My Chinese Vision DVD with Herman Pekel




Herman’s love of the landscape is reflected in almost everything he paints and he produces paintings of strong design and powerful impact. In this new film, he visits China where he paints watercolours of some fascinating Chinese scenes. With unfamiliar subject matter and challenging conditions, Herman focuses on finding a focal point, manipulating the rest of the scene as necessary to create a series of stunning paintings. Subjects include a bustling street in downtown Qingdao, Chinese junks in a fishing village, pagodas in Jimo Old Town and a busy beach scene. APV Films Runtime 94 minutes. This DVD is NTSC for US, Canada, Japan and other countries needing this format.

I'm quite familiar with Herman Pekel's work, having watched his YouTube clips and finally buying his DVDs over the past several years. I watch them over and over, which is the real value here. He's a very "loose" impressionist painter, which I try to emulate in my own watercolors. He does a decent job with this China video, in spite of some unfavorable working conditions. He mentions the crowds of people that often get in his way. The poor air quality is very much in evidence throughout much of the film. That's not his fault, of course, and he works through it. Unfortunately, the first 2-3 works he produces are in a light rain, spotting his entire sheet and he confesses he can't do anything about it. Nevertheless, his narrative is good, as usual, and he makes many very good points worthy of attention. This isn't his best video but it's not for his lack of trying. China, at least the area he was in, is beautiful and I can see how he was so enthusiastic about being there. Nicer weather would have helped a lot.
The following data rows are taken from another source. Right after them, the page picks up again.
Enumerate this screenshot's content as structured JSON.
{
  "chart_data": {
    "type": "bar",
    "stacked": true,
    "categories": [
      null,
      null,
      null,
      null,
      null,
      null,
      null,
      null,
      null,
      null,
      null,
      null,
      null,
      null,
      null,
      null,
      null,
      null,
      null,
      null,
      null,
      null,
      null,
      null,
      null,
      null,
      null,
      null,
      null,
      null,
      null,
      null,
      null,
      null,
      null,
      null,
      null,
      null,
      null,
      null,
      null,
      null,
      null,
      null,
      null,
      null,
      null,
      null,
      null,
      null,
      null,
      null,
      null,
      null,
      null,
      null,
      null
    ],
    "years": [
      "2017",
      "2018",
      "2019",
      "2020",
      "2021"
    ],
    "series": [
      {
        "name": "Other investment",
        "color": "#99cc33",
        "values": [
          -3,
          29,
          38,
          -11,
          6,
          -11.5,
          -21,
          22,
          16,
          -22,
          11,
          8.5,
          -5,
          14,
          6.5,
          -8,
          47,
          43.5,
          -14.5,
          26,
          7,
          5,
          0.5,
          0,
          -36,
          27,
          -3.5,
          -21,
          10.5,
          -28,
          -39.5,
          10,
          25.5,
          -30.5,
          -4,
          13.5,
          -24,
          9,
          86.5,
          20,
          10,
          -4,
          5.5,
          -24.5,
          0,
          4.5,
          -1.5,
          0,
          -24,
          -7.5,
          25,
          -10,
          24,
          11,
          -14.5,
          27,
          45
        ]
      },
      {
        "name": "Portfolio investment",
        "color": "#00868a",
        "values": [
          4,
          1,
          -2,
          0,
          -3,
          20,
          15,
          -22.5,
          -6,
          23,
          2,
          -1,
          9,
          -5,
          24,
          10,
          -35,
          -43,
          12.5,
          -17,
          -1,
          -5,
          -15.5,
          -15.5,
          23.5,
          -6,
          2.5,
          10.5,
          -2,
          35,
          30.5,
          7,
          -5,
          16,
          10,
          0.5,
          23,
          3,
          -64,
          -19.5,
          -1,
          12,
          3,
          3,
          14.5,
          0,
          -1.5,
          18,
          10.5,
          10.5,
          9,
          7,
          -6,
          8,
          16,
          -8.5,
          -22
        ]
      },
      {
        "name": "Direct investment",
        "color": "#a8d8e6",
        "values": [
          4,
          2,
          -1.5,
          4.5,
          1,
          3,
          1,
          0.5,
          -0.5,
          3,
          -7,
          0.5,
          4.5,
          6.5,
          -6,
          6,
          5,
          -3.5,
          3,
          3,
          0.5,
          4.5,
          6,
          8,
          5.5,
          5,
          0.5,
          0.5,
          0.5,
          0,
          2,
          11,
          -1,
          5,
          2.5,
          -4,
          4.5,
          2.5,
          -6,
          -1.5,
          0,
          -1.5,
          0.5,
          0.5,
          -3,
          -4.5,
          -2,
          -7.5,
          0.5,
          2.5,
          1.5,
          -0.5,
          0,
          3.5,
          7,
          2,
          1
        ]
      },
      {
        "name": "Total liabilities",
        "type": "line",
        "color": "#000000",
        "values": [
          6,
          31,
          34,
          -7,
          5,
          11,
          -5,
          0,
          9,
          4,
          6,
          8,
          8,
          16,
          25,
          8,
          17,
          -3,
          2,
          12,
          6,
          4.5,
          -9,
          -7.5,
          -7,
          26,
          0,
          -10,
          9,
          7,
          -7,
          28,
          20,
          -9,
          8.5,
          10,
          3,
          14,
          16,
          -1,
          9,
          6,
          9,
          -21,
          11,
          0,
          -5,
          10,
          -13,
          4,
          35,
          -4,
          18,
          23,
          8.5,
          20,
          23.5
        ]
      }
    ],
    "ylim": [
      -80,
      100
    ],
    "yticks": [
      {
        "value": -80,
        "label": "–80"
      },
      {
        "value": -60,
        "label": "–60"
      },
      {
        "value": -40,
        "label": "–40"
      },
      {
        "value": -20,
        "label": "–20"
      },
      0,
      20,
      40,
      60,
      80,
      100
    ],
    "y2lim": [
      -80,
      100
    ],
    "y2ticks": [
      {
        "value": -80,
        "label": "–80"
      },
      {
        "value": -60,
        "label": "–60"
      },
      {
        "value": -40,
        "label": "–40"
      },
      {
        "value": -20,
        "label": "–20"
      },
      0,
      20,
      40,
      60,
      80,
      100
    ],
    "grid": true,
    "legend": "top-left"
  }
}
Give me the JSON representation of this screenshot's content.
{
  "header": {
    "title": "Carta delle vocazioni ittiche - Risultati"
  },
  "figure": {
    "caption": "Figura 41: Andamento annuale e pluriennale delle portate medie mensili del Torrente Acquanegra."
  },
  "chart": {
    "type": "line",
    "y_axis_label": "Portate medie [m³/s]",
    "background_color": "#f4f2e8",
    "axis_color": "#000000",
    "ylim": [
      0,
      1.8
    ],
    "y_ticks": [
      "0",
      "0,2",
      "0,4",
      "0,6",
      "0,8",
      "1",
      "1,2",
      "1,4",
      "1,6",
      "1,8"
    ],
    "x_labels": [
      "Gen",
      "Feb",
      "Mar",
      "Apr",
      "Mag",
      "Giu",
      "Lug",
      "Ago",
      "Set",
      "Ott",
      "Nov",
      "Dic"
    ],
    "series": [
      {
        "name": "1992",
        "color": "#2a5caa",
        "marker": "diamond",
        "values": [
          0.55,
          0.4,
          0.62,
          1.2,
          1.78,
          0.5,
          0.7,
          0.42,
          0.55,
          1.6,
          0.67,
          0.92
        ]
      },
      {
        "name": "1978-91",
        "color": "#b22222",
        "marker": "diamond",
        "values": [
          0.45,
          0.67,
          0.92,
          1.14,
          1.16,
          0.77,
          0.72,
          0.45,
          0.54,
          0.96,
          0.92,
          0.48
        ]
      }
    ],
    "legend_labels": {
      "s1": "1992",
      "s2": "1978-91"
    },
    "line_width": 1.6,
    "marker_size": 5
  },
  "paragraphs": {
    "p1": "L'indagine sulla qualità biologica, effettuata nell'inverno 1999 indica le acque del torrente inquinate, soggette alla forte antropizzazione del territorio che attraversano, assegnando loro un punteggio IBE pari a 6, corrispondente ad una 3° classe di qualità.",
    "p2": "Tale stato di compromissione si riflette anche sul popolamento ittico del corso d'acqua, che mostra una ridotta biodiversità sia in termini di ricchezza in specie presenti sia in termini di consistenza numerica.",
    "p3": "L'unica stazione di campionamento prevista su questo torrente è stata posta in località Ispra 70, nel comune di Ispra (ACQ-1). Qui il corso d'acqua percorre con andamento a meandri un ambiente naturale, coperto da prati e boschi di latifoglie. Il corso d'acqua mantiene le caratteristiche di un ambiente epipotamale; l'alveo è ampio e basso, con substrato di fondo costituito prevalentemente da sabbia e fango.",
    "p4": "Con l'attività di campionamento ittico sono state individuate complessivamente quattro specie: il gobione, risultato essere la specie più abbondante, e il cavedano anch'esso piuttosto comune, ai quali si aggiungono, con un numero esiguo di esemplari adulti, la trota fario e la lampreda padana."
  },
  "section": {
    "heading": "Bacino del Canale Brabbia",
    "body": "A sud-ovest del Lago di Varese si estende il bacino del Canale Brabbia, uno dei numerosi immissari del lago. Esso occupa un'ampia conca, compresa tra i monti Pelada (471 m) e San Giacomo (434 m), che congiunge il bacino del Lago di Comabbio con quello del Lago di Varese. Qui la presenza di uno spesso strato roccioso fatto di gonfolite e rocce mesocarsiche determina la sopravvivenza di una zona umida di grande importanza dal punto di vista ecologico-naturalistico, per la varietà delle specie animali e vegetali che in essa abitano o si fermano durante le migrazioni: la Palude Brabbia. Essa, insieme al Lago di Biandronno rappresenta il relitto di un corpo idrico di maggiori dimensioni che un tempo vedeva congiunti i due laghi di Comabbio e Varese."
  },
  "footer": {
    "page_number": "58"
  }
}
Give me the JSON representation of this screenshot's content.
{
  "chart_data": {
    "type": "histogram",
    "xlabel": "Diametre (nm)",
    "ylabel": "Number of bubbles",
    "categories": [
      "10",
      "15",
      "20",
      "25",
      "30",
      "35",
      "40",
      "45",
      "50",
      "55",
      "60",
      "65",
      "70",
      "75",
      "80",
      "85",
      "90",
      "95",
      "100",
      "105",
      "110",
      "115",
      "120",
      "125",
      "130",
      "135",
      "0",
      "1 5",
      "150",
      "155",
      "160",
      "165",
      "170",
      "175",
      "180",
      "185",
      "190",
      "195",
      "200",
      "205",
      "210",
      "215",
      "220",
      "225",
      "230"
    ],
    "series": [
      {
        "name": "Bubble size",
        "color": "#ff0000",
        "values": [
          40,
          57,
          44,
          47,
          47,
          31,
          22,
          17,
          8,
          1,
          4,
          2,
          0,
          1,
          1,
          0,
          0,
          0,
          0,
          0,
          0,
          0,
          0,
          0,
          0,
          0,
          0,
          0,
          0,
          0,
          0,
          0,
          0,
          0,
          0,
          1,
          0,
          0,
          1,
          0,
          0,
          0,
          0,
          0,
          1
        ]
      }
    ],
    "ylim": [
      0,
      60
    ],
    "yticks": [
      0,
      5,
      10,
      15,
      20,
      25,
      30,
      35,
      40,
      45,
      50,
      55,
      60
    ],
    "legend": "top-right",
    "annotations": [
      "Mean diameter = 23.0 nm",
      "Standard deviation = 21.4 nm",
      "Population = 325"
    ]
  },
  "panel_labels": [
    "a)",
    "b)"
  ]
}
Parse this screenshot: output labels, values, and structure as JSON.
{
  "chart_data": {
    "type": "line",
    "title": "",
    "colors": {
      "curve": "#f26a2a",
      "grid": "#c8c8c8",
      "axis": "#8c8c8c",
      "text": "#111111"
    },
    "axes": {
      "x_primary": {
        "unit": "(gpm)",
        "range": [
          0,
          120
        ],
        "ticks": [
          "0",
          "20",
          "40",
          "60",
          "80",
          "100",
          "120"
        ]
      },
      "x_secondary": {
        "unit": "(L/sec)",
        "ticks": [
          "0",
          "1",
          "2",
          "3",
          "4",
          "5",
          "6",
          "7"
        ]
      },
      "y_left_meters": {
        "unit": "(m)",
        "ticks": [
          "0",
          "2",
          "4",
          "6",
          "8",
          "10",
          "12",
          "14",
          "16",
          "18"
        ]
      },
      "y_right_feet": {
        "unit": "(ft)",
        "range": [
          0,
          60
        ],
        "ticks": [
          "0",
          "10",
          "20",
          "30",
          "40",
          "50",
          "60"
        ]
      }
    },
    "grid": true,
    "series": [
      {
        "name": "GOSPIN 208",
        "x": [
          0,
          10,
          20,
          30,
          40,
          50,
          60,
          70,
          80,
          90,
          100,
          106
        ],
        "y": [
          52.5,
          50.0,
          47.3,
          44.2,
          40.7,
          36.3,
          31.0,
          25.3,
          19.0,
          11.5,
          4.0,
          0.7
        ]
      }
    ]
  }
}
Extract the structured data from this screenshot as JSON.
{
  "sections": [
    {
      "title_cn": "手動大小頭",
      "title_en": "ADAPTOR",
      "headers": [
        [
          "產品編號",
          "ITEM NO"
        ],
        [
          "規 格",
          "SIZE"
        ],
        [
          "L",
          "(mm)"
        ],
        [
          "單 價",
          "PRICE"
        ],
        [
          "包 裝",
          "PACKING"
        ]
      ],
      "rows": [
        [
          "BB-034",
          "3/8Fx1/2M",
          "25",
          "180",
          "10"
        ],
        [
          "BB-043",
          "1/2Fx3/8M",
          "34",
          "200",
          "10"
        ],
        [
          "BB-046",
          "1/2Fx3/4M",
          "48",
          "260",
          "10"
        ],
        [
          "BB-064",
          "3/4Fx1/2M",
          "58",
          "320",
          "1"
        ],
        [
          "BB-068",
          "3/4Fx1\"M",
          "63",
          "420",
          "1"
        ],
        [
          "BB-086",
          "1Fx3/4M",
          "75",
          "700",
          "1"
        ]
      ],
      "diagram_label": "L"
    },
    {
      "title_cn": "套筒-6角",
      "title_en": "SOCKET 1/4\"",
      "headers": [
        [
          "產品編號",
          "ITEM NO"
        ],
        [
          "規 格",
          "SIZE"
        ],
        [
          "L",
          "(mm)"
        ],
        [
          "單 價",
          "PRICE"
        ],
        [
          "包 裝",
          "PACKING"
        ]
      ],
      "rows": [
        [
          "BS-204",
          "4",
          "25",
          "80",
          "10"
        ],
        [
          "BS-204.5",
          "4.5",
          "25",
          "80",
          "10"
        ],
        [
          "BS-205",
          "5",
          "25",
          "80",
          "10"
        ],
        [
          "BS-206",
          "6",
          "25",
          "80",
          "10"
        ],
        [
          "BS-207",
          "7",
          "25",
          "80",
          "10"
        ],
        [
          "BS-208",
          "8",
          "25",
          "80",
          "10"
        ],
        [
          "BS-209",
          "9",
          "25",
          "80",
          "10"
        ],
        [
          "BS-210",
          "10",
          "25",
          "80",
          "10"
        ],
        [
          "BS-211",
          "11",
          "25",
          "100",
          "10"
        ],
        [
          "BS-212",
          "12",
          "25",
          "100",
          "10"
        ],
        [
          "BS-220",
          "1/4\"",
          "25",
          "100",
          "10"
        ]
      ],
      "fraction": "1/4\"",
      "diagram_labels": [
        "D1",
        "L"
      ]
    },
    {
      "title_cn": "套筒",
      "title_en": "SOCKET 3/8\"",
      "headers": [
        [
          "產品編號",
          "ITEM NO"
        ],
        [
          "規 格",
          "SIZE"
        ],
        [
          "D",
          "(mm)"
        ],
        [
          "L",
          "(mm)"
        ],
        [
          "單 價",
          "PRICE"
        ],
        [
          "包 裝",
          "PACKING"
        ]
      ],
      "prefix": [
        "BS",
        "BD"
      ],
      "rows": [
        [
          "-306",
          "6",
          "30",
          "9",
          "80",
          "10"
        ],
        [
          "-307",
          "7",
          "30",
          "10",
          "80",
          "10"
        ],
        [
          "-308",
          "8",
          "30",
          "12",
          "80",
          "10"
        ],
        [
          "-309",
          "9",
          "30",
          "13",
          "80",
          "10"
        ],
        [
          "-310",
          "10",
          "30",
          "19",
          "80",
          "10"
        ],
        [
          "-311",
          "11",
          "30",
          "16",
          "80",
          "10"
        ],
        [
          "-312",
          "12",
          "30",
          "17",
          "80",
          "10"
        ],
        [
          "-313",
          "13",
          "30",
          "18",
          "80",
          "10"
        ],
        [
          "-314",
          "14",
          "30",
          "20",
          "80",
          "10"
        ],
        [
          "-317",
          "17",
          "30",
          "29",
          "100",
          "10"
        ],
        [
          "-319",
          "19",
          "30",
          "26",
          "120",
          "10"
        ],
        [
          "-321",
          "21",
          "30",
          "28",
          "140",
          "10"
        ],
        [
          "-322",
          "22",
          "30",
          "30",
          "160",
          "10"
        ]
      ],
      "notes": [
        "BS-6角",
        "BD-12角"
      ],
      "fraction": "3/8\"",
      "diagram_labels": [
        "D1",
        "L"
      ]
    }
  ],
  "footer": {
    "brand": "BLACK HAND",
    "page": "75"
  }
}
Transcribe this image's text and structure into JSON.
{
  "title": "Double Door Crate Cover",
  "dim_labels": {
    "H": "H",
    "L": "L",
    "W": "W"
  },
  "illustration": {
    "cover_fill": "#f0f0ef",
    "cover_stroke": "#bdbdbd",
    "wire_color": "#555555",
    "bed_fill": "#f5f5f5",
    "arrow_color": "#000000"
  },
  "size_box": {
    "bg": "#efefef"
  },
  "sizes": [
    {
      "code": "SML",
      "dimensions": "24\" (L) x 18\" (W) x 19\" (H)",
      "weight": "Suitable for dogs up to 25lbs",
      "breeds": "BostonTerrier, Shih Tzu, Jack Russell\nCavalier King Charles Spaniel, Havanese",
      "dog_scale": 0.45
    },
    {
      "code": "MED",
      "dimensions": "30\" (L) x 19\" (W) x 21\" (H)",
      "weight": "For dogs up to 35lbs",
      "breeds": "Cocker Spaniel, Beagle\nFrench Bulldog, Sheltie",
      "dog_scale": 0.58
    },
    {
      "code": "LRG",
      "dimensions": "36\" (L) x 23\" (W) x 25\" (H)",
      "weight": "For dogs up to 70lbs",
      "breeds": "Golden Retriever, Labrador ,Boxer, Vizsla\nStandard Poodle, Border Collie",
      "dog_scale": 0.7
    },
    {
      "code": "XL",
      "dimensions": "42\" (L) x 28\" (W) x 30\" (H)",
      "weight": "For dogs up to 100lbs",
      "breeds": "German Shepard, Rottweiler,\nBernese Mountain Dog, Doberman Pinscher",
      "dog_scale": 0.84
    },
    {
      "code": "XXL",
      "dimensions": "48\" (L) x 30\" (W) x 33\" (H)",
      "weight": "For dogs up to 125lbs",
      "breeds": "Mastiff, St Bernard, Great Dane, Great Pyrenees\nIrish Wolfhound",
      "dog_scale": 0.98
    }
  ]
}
ARTBOOKREVIEW - December 2017
In my review of Herman’s previous film with APV, I described him as a magician. To that, I think I’ll add alchemist. Although this is filmed in China, the city street and beach scenes could be almost anywhere, although a session around (newly built) traditional architecture does give more sense of place. All the sessions are dogged by heat, humidity and a dense haze (which might be smog). It’s clear that working in these conditions is hard labour and Herman does well to keep going and produce what can really only be described as pure gold from base metal.
What makes the film watchable, indeed compelling, is Herman himself. His commentary is continuous – few other artists can manage to work and talk at the same time as well as he does – and includes nuggets of wisdom you’ll want to write down. In the city, where buildings, street furniture and signs abound, he remarks, “The more complex a subject is, the more I tend to use just drybrush”. This combines with advice to “Let the water, pigment and paper do the work for you” to demonstrate ways of simplifying not just the subject, but your technique. He adds later, “You must have a vision, you must see the painting finished before you start.”
The scenes Herman chooses are unpromising and the haze makes things more difficult as details are obscured and distances barely visible. His ability to focus on a small area and to manipulate it into an effective composition is the alchemy I referred to earlier. He also has sound advice, especially in the conditions, to do 90% of the work on location, but to leave the remainder for later (on this occasion in the comfort of an air-conditioned hotel room) when you have had a chance to rethink. Here, outlines are tightened up and further details added that pull everything together.
I’m not sure how much of a flavour of China this presents, apart from the heat and the crowds, and it would be unreasonable to suggest that it was something to look at from that point of view. However, as a lesson on painting in unpromising conditions, and on working on location with watercolour, it’s utterly gripping.